Seyit Küçükbezirci
Akşehir'den Başlayan"Ya İstiklal, Ya Ölüm Yürüyüşü"
AKŞEHİR’DEN İZMİR’E; “YA İSTİKLAL, YA ÖLÜM YÜRÜYÜŞÜ”
“GALİB ET, ÇÜNKÜ BU SON ORDUSUDUR İSLAMIN”
“BATI CEPHESİ” KURULMADAN ÖNCE AKŞEHİR’DE VAZİYET:
“Kurtuluş Savaşı” öncesinde, Ilgın’da yaşayan, 1904 doğumlu,Osman Hayri Özdemir henüz on altı yaşlarındadır. Birinci dünya savaşı sonrası Osmanlı Ordusu’nun içine düştüğü acıklı durum Ilgın’da da bütün acı gerçekliği ile ortadadır…

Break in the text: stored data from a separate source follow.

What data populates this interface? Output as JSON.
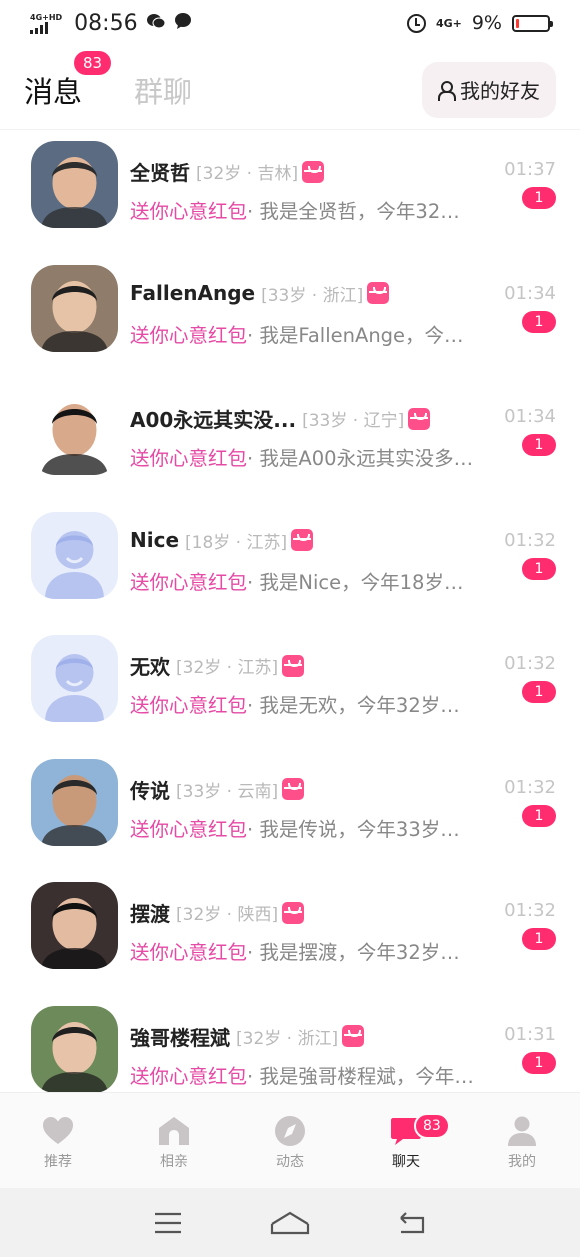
{
  "status_bar": {
    "network_left": "4G+HD",
    "time": "08:56",
    "network_right": "4G+",
    "battery_percent": "9%",
    "battery_level": 0.09
  },
  "header": {
    "tab_messages": "消息",
    "tab_messages_badge": "83",
    "tab_groups": "群聊",
    "friends_button": "我的好友"
  },
  "gift_text": "送你心意红包",
  "chats": [
    {
      "name": "全贤哲",
      "meta": "[32岁 · 吉林]",
      "preview": "· 我是全贤哲，今年32…",
      "time": "01:37",
      "unread": "1",
      "avatar": "photo"
    },
    {
      "name": "FallenAnge",
      "meta": "[33岁 · 浙江]",
      "preview": "· 我是FallenAnge，今…",
      "time": "01:34",
      "unread": "1",
      "avatar": "photo"
    },
    {
      "name": "A00永远其实没...",
      "meta": "[33岁 · 辽宁]",
      "preview": "· 我是A00永远其实没多…",
      "time": "01:34",
      "unread": "1",
      "avatar": "photo"
    },
    {
      "name": "Nice",
      "meta": "[18岁 · 江苏]",
      "preview": "· 我是Nice，今年18岁…",
      "time": "01:32",
      "unread": "1",
      "avatar": "default"
    },
    {
      "name": "无欢",
      "meta": "[32岁 · 江苏]",
      "preview": "· 我是无欢，今年32岁…",
      "time": "01:32",
      "unread": "1",
      "avatar": "default"
    },
    {
      "name": "传说",
      "meta": "[33岁 · 云南]",
      "preview": "· 我是传说，今年33岁…",
      "time": "01:32",
      "unread": "1",
      "avatar": "photo"
    },
    {
      "name": "摆渡",
      "meta": "[32岁 · 陕西]",
      "preview": "· 我是摆渡，今年32岁…",
      "time": "01:32",
      "unread": "1",
      "avatar": "photo"
    },
    {
      "name": "強哥楼程斌",
      "meta": "[32岁 · 浙江]",
      "preview": "· 我是強哥楼程斌，今年…",
      "time": "01:31",
      "unread": "1",
      "avatar": "photo"
    }
  ],
  "bottom_nav": {
    "recommend": "推荐",
    "dating": "相亲",
    "moments": "动态",
    "chat": "聊天",
    "chat_badge": "83",
    "me": "我的"
  },
  "colors": {
    "accent": "#ff2d6f",
    "gift_text": "#e64aa5",
    "default_avatar_bg": "#e8edfb"
  },
  "icons": [
    "heart-icon",
    "house-icon",
    "compass-icon",
    "chat-bubble-icon",
    "person-icon",
    "menu-icon",
    "home-icon",
    "back-icon"
  ]
}
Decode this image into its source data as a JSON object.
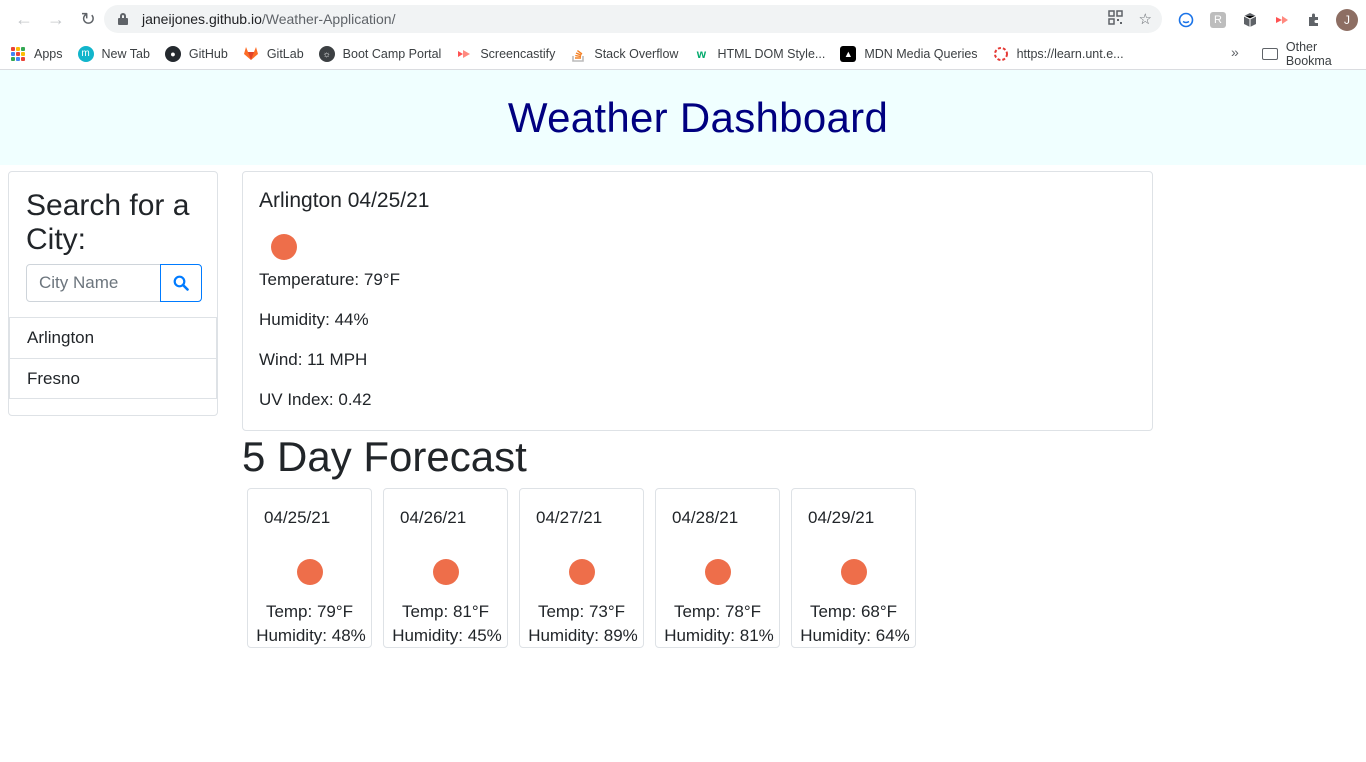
{
  "browser": {
    "url_host": "janeijones.github.io",
    "url_path": "/Weather-Application/",
    "bookmarks": [
      {
        "label": "Apps",
        "icon": "apps-grid-icon"
      },
      {
        "label": "New Tab",
        "icon": "new-tab-icon"
      },
      {
        "label": "GitHub",
        "icon": "github-icon"
      },
      {
        "label": "GitLab",
        "icon": "gitlab-icon"
      },
      {
        "label": "Boot Camp Portal",
        "icon": "globe-icon"
      },
      {
        "label": "Screencastify",
        "icon": "screencastify-icon"
      },
      {
        "label": "Stack Overflow",
        "icon": "stackoverflow-icon"
      },
      {
        "label": "HTML DOM Style...",
        "icon": "w3schools-icon"
      },
      {
        "label": "MDN Media Queries",
        "icon": "mdn-icon"
      },
      {
        "label": "https://learn.unt.e...",
        "icon": "unt-icon"
      }
    ],
    "bookmarks_more": "»",
    "other_bookmarks": "Other Bookma",
    "avatar_initial": "J"
  },
  "header": {
    "title": "Weather Dashboard"
  },
  "search": {
    "title": "Search for a City:",
    "placeholder": "City Name",
    "history": [
      "Arlington",
      "Fresno"
    ]
  },
  "current": {
    "title": "Arlington 04/25/21",
    "icon": "sun-icon",
    "temperature": "Temperature: 79°F",
    "humidity": "Humidity: 44%",
    "wind": "Wind: 11 MPH",
    "uv": "UV Index: 0.42"
  },
  "forecast": {
    "heading": "5 Day Forecast",
    "days": [
      {
        "date": "04/25/21",
        "temp": "Temp: 79°F",
        "humidity": "Humidity: 48%"
      },
      {
        "date": "04/26/21",
        "temp": "Temp: 81°F",
        "humidity": "Humidity: 45%"
      },
      {
        "date": "04/27/21",
        "temp": "Temp: 73°F",
        "humidity": "Humidity: 89%"
      },
      {
        "date": "04/28/21",
        "temp": "Temp: 78°F",
        "humidity": "Humidity: 81%"
      },
      {
        "date": "04/29/21",
        "temp": "Temp: 68°F",
        "humidity": "Humidity: 64%"
      }
    ]
  },
  "colors": {
    "title": "#000080",
    "jumbotron": "#f0ffff",
    "sun": "#ee6e4a",
    "button_border": "#007bff"
  }
}
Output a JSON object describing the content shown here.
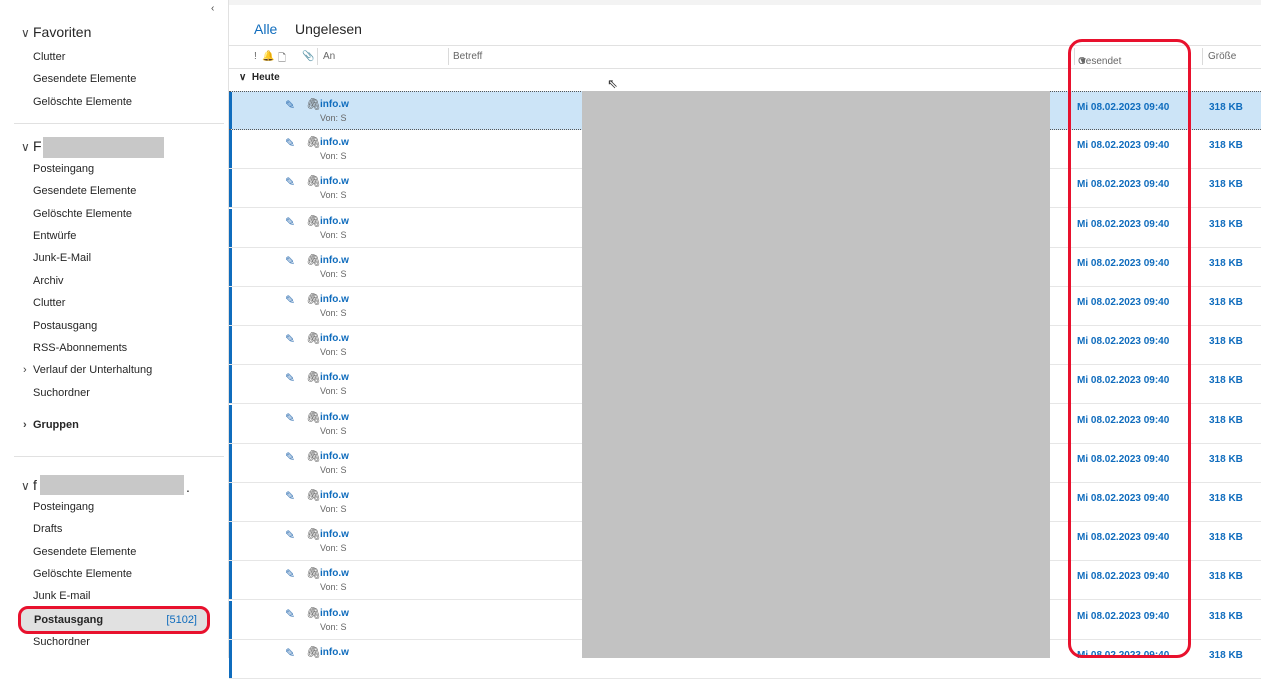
{
  "sidebar": {
    "collapse_glyph": "‹",
    "favorites": {
      "label": "Favoriten",
      "items": [
        "Clutter",
        "Gesendete Elemente",
        "Gelöschte Elemente"
      ]
    },
    "account1": {
      "label_visible": "F",
      "items": [
        "Posteingang",
        "Gesendete Elemente",
        "Gelöschte Elemente",
        "Entwürfe",
        "Junk-E-Mail",
        "Archiv",
        "Clutter",
        "Postausgang",
        "RSS-Abonnements"
      ],
      "expandable": [
        "Verlauf der Unterhaltung"
      ],
      "after": [
        "Suchordner"
      ]
    },
    "groups_label": "Gruppen",
    "account2": {
      "label_visible": "f",
      "trailing": ".",
      "items": [
        "Posteingang",
        "Drafts",
        "Gesendete Elemente",
        "Gelöschte Elemente",
        "Junk E-mail"
      ],
      "selected": {
        "label": "Postausgang",
        "count": "[5102]"
      },
      "after": [
        "Suchordner"
      ]
    }
  },
  "main": {
    "filters": {
      "all": "Alle",
      "unread": "Ungelesen"
    },
    "columns": {
      "importance": "!",
      "reminder": "🔔",
      "type": "🗋",
      "attachment": "📎",
      "to": "An",
      "subject": "Betreff",
      "sent": "Gesendet",
      "sort_glyph": "▼",
      "size": "Größe"
    },
    "group_label": "Heute",
    "rows": [
      {
        "to": "info.w",
        "from": "Von: S",
        "date": "Mi 08.02.2023 09:40",
        "size": "318 KB"
      },
      {
        "to": "info.w",
        "from": "Von: S",
        "date": "Mi 08.02.2023 09:40",
        "size": "318 KB"
      },
      {
        "to": "info.w",
        "from": "Von: S",
        "date": "Mi 08.02.2023 09:40",
        "size": "318 KB"
      },
      {
        "to": "info.w",
        "from": "Von: S",
        "date": "Mi 08.02.2023 09:40",
        "size": "318 KB"
      },
      {
        "to": "info.w",
        "from": "Von: S",
        "date": "Mi 08.02.2023 09:40",
        "size": "318 KB"
      },
      {
        "to": "info.w",
        "from": "Von: S",
        "date": "Mi 08.02.2023 09:40",
        "size": "318 KB"
      },
      {
        "to": "info.w",
        "from": "Von: S",
        "date": "Mi 08.02.2023 09:40",
        "size": "318 KB"
      },
      {
        "to": "info.w",
        "from": "Von: S",
        "date": "Mi 08.02.2023 09:40",
        "size": "318 KB"
      },
      {
        "to": "info.w",
        "from": "Von: S",
        "date": "Mi 08.02.2023 09:40",
        "size": "318 KB"
      },
      {
        "to": "info.w",
        "from": "Von: S",
        "date": "Mi 08.02.2023 09:40",
        "size": "318 KB"
      },
      {
        "to": "info.w",
        "from": "Von: S",
        "date": "Mi 08.02.2023 09:40",
        "size": "318 KB"
      },
      {
        "to": "info.w",
        "from": "Von: S",
        "date": "Mi 08.02.2023 09:40",
        "size": "318 KB"
      },
      {
        "to": "info.w",
        "from": "Von: S",
        "date": "Mi 08.02.2023 09:40",
        "size": "318 KB"
      },
      {
        "to": "info.w",
        "from": "Von: S",
        "date": "Mi 08.02.2023 09:40",
        "size": "318 KB"
      },
      {
        "to": "info.w",
        "from": "",
        "date": "Mi 08.02.2023 09:40",
        "size": "318 KB"
      }
    ],
    "icons": {
      "draft": "✎",
      "attachment": "🖇"
    },
    "accent_color": "#0f6cbd",
    "highlight_color": "#e8112d"
  }
}
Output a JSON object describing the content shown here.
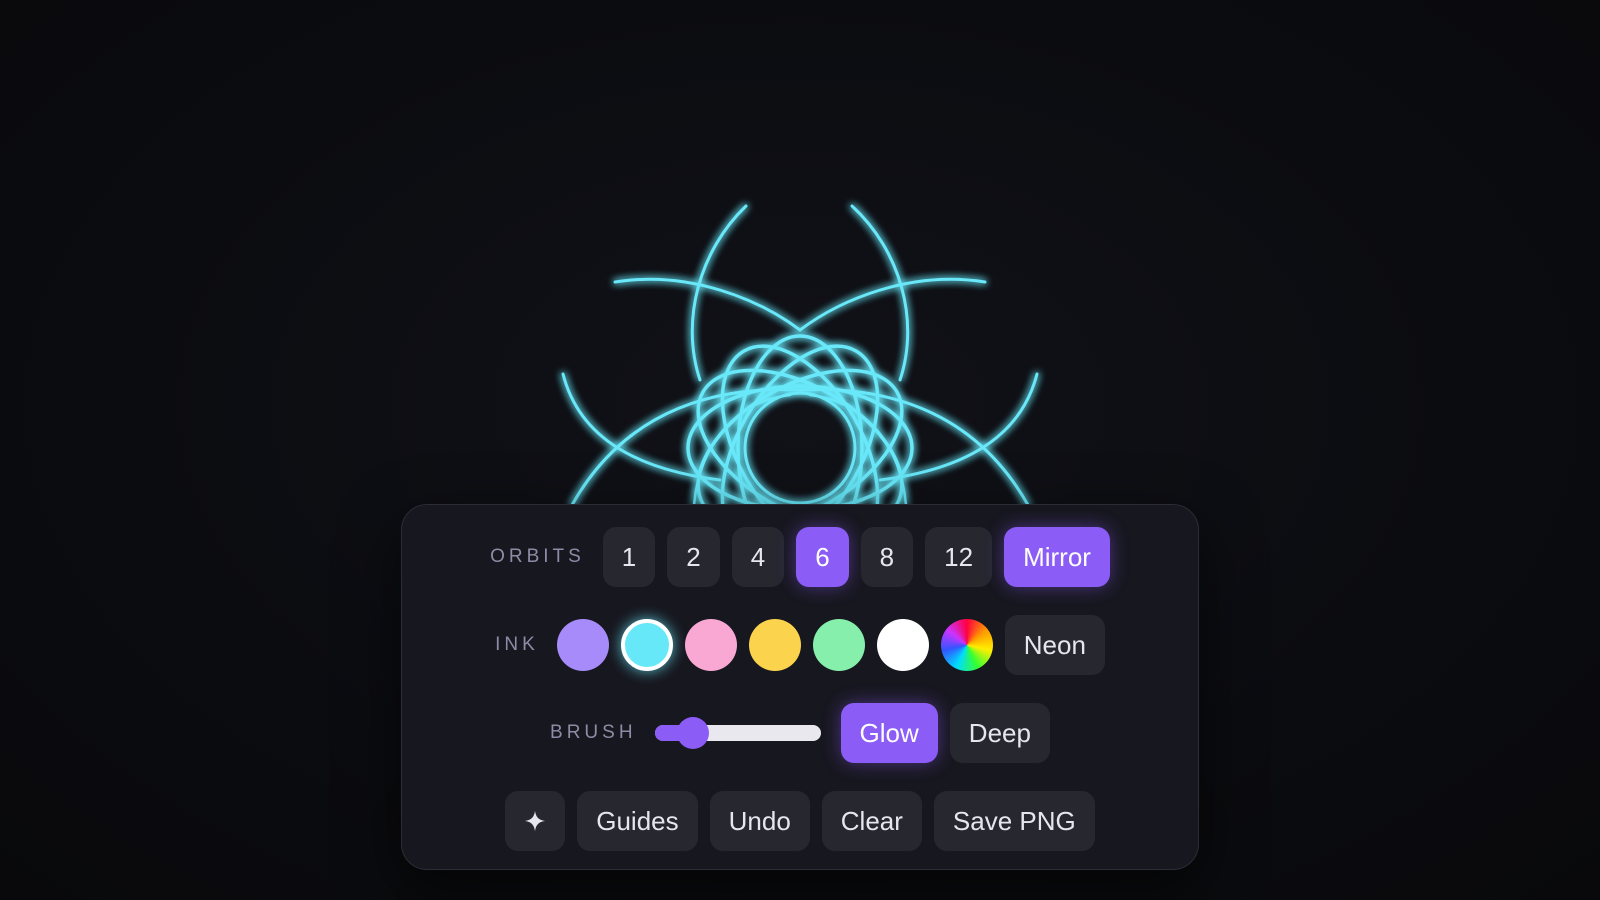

Maliyeci, değerli araştırmacı, tarihçi Osman Hayri Özdemir, o günleri, 1965’de yayınladığı“Zamane ve Tarih” adlı kitabında şöyle anlatır:
“Ben Balkan savaşını çok acıklı şekilde Ilgına gelen muhacirlerden bilirim. Birinci cihan savaşımda Çanakkale’den Konya’ya sevk edilen ve kırk kişilik vagonlara birbiri üstüne doldurulan yaralılarımızdan tanırım, istiklâl savaşı sırasında ise 15 – 16 yaşında idim. Yani olan ve vücût bulan hadiselere az çok vâkıf olan bir vatandaşım, aynı zamanda da bir Türküm, her fırsat buldukça da daima gördüklerimi, duyduklarımı anlatırım. Size de anlatayım.
İstiklâl savaşı sırasında Ilgında bir depo alayı vardı, fakat bu asker alayına bir askeri alay, denemezdi. Çünkü elbiseleri tamamen evlerinden getirdikleri elbiselerdi. Olmayanlara da çuldan çabutdan veya posteki parçalarından dikilmiş elbise vermişlerdi. Fotin yerine ‘üzerine deriler çakılmış nalinler verilmişti, bunun içinde toplu yürüyüşlerde ayakkabılarının takırtısı sokakları doldururdu.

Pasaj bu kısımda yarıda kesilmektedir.